Solution: Create Google Alerts for your brand name and products, and put more emphasis on your social media presence as you’re building your audience.

As you see, you can have completely different scenarios and monitoring strategies. What’s more there are specialized tools for each goal out there, which proves how versatile monitoring is as a tactic. With so many choices, you might feel stuck onto where to start, but there are three essential pillars to consider: 

Monitor keywords

Keywords are a brand’s best friend – PPC campaigns rely on them, SEO’s entire existence hangs on positioning your web pages on the first page of a search result and brand monitoring examines your company’s standing with customers. A consistent keyword research and monitoring over time consolidates all your digital marketing efforts and gives them further momentum.

Research and adapt to the changing landscape online in order to remain relevant. Your success has to do with how well you perform for certain important keywords. You don’t rank means you might even exist, because no one will ever be able to find you. Just as athletic goods stores come up on the first page when you type athletic shoes, you want customers to be able to find your brand even if they don’t know the name yet. To that, it’s extremely important you don’t miss out on the non-branded keywords related to your business.

You should remember keyword monitoring does more than reveal your rankings – it also shows what keywords are falling out of fashion and what are gaining popularity, which is also a result of changes in web search technology. You’re also in a position to learn how to alter your content to gain better ranking and engagement out of your audience. 

Monitor your brand

Brand monitoring online is essential today, has been for the past five years and will be foundational for any and all marketing strategies in the year to come. The process is extensive as there are a lot of platforms and stages where your fans and haters will speak freely about your brand, products and campaigns. We have seen large companies not really pay attention to their reputation and see how their earnest efforts to drum up positive engagement have completely backfired.

Maybe you’ve heard about the McDonald’s fiasco, when they launched the now-infamous hashtag #McDStories. What was supposed to be a heartwarming conversation about how McDonald’s was integral to family memories turned into a public airing of grievances. A PR nightmare that could have been avoided. But that’s one example. Let’s take a moment of silence over other ill-conceived hashtags – #AskSeaWorld, #myNYPD, #AskJPM.

Through brand monitoring over forums, review sites, industry publications and think pieces, you gain a deeper, fuller understanding of the social sentiment towards your brand. If people are not all that into your brand, then maybe you should hold off from starting your own hashtag. Rather learn how to rehabilitate and meet customers’ needs. 

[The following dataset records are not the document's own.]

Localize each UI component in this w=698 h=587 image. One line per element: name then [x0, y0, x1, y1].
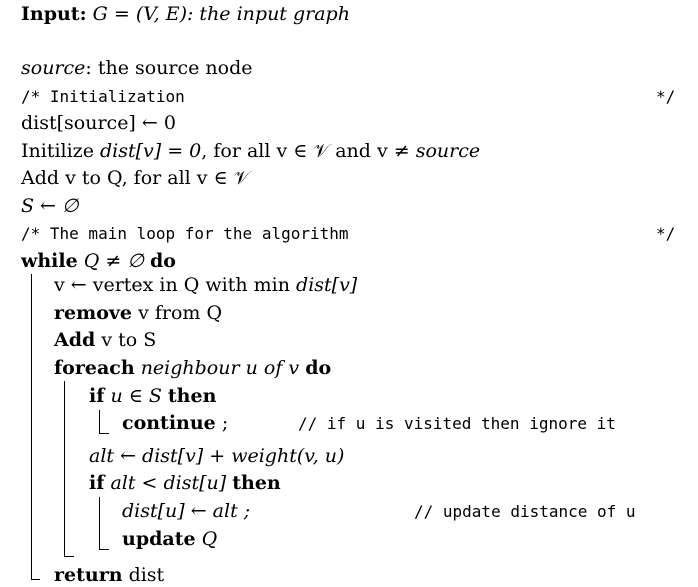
update-keyword: update [122, 528, 196, 550]
source-line: source: the source node [21, 56, 253, 80]
source-variable: source [21, 57, 86, 79]
continue-keyword: continue [122, 412, 216, 434]
foreach-block-rule-end [64, 556, 74, 557]
input-description: G = (V, E): the input graph [92, 3, 350, 25]
comment-continue: // if u is visited then ignore it [298, 414, 616, 433]
line-add-to-q: Add v to Q, for all v ∈ 𝒱 [21, 167, 250, 189]
line-update-q: update Q [122, 527, 217, 551]
if-shorter-block-rule-end [99, 549, 109, 550]
then-shorter-keyword: then [232, 472, 281, 494]
initialize-source: source [415, 140, 481, 162]
line-dist-source: dist[source] ← 0 [21, 112, 176, 134]
if-keyword: if [89, 385, 105, 407]
foreach-neighbour: neighbour u of v [140, 357, 300, 379]
if-visited-block-rule [99, 410, 100, 434]
line-while: while Q ≠ ∅ do [21, 249, 176, 273]
while-do-keyword: do [149, 250, 176, 272]
if-shorter-block-rule [99, 497, 100, 550]
remove-keyword: remove [54, 302, 133, 324]
line-initialize: Initilize dist[v] = 0, for all v ∈ 𝒱 and… [21, 139, 480, 163]
line-return: return dist [54, 563, 164, 587]
initialize-math: dist[v] = 0 [99, 140, 202, 162]
continue-semicolon: ; [221, 412, 229, 434]
foreach-block-rule [64, 381, 65, 557]
v-assign-text: v ← vertex in Q with min [54, 274, 297, 296]
remove-rest: v from Q [138, 302, 223, 324]
v-assign-dist: dist[v] [296, 274, 358, 296]
line-continue: continue ; [122, 411, 228, 435]
input-keyword: Input: [21, 3, 87, 25]
foreach-do-keyword: do [305, 357, 332, 379]
comment-initialization: /* Initialization [21, 87, 185, 106]
if-shorter-keyword: if [89, 472, 105, 494]
while-block-rule [31, 274, 32, 580]
line-foreach: foreach neighbour u of v do [54, 356, 331, 380]
line-s-empty: S ← ∅ [21, 195, 79, 217]
then-keyword: then [167, 385, 217, 407]
comment-close-main-loop: */ [656, 224, 676, 243]
while-condition: Q ≠ ∅ [83, 250, 144, 272]
comment-close-initialization: */ [656, 87, 676, 106]
add-keyword: Add [54, 329, 96, 351]
foreach-keyword: foreach [54, 357, 135, 379]
initialize-prefix: Initilize [21, 140, 100, 162]
comment-main-loop: /* The main loop for the algorithm [21, 224, 349, 243]
line-add-to-s: Add v to S [54, 328, 156, 352]
source-description: : the source node [85, 57, 253, 79]
if-shorter-condition: alt < dist[u] [110, 472, 227, 494]
line-remove: remove v from Q [54, 301, 222, 325]
return-keyword: return [54, 564, 123, 586]
line-v-assign: v ← vertex in Q with min dist[v] [54, 273, 357, 297]
line-if-visited: if u ∈ S then [89, 384, 216, 408]
if-visited-block-rule-end [99, 433, 109, 434]
line-alt-assign: alt ← dist[v] + weight(v, u) [89, 445, 345, 467]
while-block-rule-end [31, 579, 40, 580]
initialize-mid: , for all v ∈ 𝒱 and v ≠ [201, 140, 416, 162]
line-if-shorter: if alt < dist[u] then [89, 471, 281, 495]
while-keyword: while [21, 250, 78, 272]
return-value: dist [128, 564, 165, 586]
if-visited-condition: u ∈ S [110, 385, 162, 407]
comment-update: // update distance of u [414, 502, 636, 521]
update-q-variable: Q [201, 528, 218, 550]
input-line: Input: G = (V, E): the input graph [21, 2, 350, 26]
add-rest: v to S [101, 329, 157, 351]
line-dist-update: dist[u] ← alt ; [122, 500, 251, 522]
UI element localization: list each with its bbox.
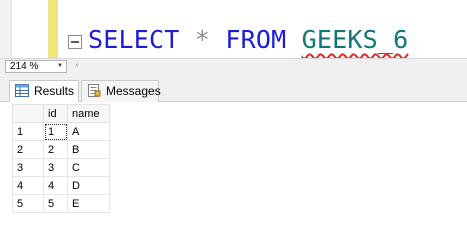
editor-margin bbox=[0, 0, 12, 58]
grid-icon bbox=[15, 84, 29, 97]
query-editor[interactable]: SELECT * FROM GEEKS_6 bbox=[0, 0, 467, 58]
row-number[interactable]: 2 bbox=[12, 140, 44, 159]
cell-name[interactable]: D bbox=[67, 176, 110, 195]
table-name: GEEKS_6 bbox=[301, 25, 409, 54]
column-header-name[interactable]: name bbox=[67, 104, 110, 123]
table-row[interactable]: 4 4 D bbox=[12, 176, 110, 195]
grid-header-row: id name bbox=[12, 104, 110, 123]
cell-name[interactable]: E bbox=[67, 194, 110, 213]
table-row[interactable]: 2 2 B bbox=[12, 140, 110, 159]
dropdown-arrow-icon[interactable]: ▼ bbox=[57, 61, 63, 72]
tab-messages[interactable]: Messages bbox=[81, 80, 161, 102]
tab-results-label: Results bbox=[34, 84, 75, 98]
cell-id[interactable]: 3 bbox=[43, 158, 68, 177]
change-tracking-bar bbox=[48, 0, 58, 58]
select-keyword: SELECT bbox=[88, 25, 180, 54]
row-number[interactable]: 1 bbox=[12, 122, 44, 141]
header-corner[interactable] bbox=[12, 104, 44, 123]
zoom-select[interactable]: 214 % ▼ bbox=[5, 60, 67, 73]
results-pane: id name 1 1 A 2 2 B 3 3 C 4 4 D 5 5 E bbox=[0, 102, 467, 247]
sql-statement[interactable]: SELECT * FROM GEEKS_6 bbox=[88, 24, 408, 56]
messages-icon bbox=[88, 84, 101, 97]
cell-name[interactable]: A bbox=[67, 122, 110, 141]
cell-id[interactable]: 4 bbox=[43, 176, 68, 195]
table-row[interactable]: 3 3 C bbox=[12, 158, 110, 177]
results-grid[interactable]: id name 1 1 A 2 2 B 3 3 C 4 4 D 5 5 E bbox=[12, 104, 110, 213]
cell-id[interactable]: 5 bbox=[43, 194, 68, 213]
cell-name[interactable]: B bbox=[67, 140, 110, 159]
tab-messages-label: Messages bbox=[106, 84, 161, 98]
column-header-id[interactable]: id bbox=[43, 104, 68, 123]
collapse-icon[interactable] bbox=[68, 35, 82, 49]
cell-name[interactable]: C bbox=[67, 158, 110, 177]
from-keyword: FROM bbox=[225, 25, 287, 54]
cell-id[interactable]: 1 bbox=[43, 122, 68, 141]
row-number[interactable]: 4 bbox=[12, 176, 44, 195]
scroll-left-icon[interactable]: ‹ bbox=[75, 59, 79, 73]
cell-id[interactable]: 2 bbox=[43, 140, 68, 159]
table-row[interactable]: 5 5 E bbox=[12, 194, 110, 213]
zoom-value: 214 % bbox=[10, 61, 39, 72]
row-number[interactable]: 5 bbox=[12, 194, 44, 213]
tab-results[interactable]: Results bbox=[9, 80, 79, 103]
results-tabbar: Results Messages bbox=[0, 74, 467, 103]
editor-status-strip: 214 % ▼ ‹ bbox=[0, 58, 467, 74]
table-row[interactable]: 1 1 A bbox=[12, 122, 110, 141]
row-number[interactable]: 3 bbox=[12, 158, 44, 177]
star-operator: * bbox=[194, 25, 211, 54]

Monitor your social media presence

Although positioned last, this doesn’t diminish the true importance social media possesses for companies to maintain longevity and convert leads to sales. Did you know that more than 60% of all brand mentions happen over on Twitter? You can’t ignore the impact your Twitter, Instagram and Facebook profiles and pages have on your brand’s success and that’s why you should keep an eye out on how your customers and potential customers react to your presence on social media.

Yes, this certainly applies to direct mentions and engagement statistics. It’s important to see what types of posts and language prompt users to share, like and comment. If you share content that has no engagement, have you even posted content in the first place? Monitoring direct interactions or the lack thereof signals the health of your brand and gives you insights into the customer mind-sight at this particular moment in time. You have monitoring tools, which specialize in gathering such data, but also build on top of this metric and seek out other conversations concerning your brand on social media channels. After all, not everyone is going to tag you directly in a conversation, but that doesn’t mean you can’t do a little bit of eavesdropping.